Debugging as Detective Work: Stop Guessing, Start Reasoning — Shivank Bhardwaj

I've watched engineers debug the same way for years: something breaks, they form an immediate intuition about why, they go fix that thing, and when it doesn't work, they form another intuition. Repeat until solved or until someone more patient takes over.

The intuition-driven approach occasionally gets lucky. But it's systematically inefficient for bugs that aren't in the obvious place, and it almost never produces lasting understanding.
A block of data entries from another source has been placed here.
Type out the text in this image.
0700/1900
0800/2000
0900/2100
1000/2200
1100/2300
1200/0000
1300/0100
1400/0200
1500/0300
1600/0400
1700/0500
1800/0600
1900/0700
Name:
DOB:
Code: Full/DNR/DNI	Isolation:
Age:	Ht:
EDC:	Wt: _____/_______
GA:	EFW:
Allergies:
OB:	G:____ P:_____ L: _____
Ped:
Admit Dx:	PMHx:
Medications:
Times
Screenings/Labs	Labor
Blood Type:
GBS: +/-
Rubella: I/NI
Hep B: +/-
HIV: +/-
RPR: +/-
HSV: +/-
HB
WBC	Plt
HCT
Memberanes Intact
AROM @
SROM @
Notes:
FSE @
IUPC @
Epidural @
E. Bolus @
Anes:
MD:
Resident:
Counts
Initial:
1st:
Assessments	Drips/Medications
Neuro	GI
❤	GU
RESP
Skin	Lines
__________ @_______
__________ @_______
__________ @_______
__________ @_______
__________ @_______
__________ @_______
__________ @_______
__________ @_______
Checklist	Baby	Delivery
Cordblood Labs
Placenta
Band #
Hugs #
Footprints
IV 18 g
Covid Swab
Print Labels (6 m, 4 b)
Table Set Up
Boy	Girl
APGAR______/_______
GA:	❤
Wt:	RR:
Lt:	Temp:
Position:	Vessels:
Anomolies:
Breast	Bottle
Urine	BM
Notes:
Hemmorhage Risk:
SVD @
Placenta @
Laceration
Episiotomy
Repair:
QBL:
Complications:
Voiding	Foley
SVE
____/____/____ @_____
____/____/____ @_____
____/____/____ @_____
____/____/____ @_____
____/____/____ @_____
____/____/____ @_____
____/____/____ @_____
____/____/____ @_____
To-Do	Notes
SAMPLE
Here's the frame that changed how I debug: treat it as a detective problem, not a search problem.

The difference

In a search problem, you look for something and keep looking until you find it — randomly or with some heuristic, but the model is "keep going until you hit the answer."

In a detective problem, you reason from evidence to a conclusion. You gather observations, form hypotheses, and actively try to falsify them with the cheapest experiment that would distinguish them.

Most debugging is treated as search. It should be treated as detection.

The five steps

1. Characterize the symptom precisely.

Before any hypothesis, write down exactly what's happening. Not "it's slow" — "p99 on this endpoint went from 200ms to 800ms, starting Friday evening, only on requests that hit the pricing path." Precision constrains the hypothesis space. "It's slow" admits hundreds of causes; "slow since Friday's deploy, only on one path" admits maybe five.

2. Form multiple hypotheses — not one.

This is the step most engineers skip. They form one hypothesis (usually whatever they saw last time), test it, and when it fails, form another. That's sequential intuition-following.

Better: before touching anything, write down three to five hypotheses that could explain the symptom as characterized. Make them mutually exclusive where you can, or at least distinguishable by experiment. For a latency regression that might be: an infra change, a new query in the latest deploy, an N+1 from increased data volume, lock contention, or a network change to the database.

3. Find the cheapest falsifying experiment.

For each hypothesis ask: what's the cheapest evidence that would eliminate it? Not confirm — eliminate. Confirmation is seductive; elimination is faster. Check the deploy log (two minutes — rules out infra). Check the slow-query log for lock waits (five minutes — rules out contention). You can often drop from five hypotheses to two inside ten minutes without touching code.

4. Instrument, don't assume.

Eventually you exhaust cheap eliminations and need new evidence. This is where debugging gets expensive: people add a log line where they expect the bug, rather than where it would generate the most information regardless of hypothesis.

The best instrumentation is at boundaries — between caller and callee, between services, between a function's inputs and outputs. Timing at boundaries tells you where the time goes without requiring you to already know. One good instrumentation pass at the right boundary can eliminate several hypotheses at once.

5. Root cause, then fix — in that order.

Once you've found the location, you still need the mechanism. "This function is slow" is a location, not a root cause. "This function makes N sequential DB calls because a loop issues one query per item" is a root cause — and it makes both the fix and the prevention obvious. Engineers in a hurry skip from location to fix, which produces patches that treat symptoms and post-mortems that say "we cached the slow query" instead of "we removed an N+1 at the service boundary."

What changes when you use this frame

Debugging gets faster for hard bugs, even though the upfront hypothesis-forming feels slower. The expected cost of a session is roughly (probability of a hypothesis × cost to test it). If you test in order of cheapest-elimination-first, you minimize total expected time. Random intuition-following doesn't optimize that; systematic falsification does.

The other change is compounding. When you reason explicitly about what could cause a symptom, you build a model of the system. When you stumble onto the answer by intuition, you mostly just remember the one answer. The model is what makes the next investigation faster.

Where this shows up in my work

Most of my debugging lately is in distributed, event-driven systems, where the failure is rarely where the symptom is — a consumer looks slow because an upstream producer changed its event shape; a query looks flaky because a client's default retry policy changed under it. Those are environments that punish guessing and reward boundary instrumentation, because the cause and the symptom are usually in different services.

That's the compound return on detective-style debugging: the systematic habit, plus the system model it builds, is what turns a multi-day mystery into a bounded investigation.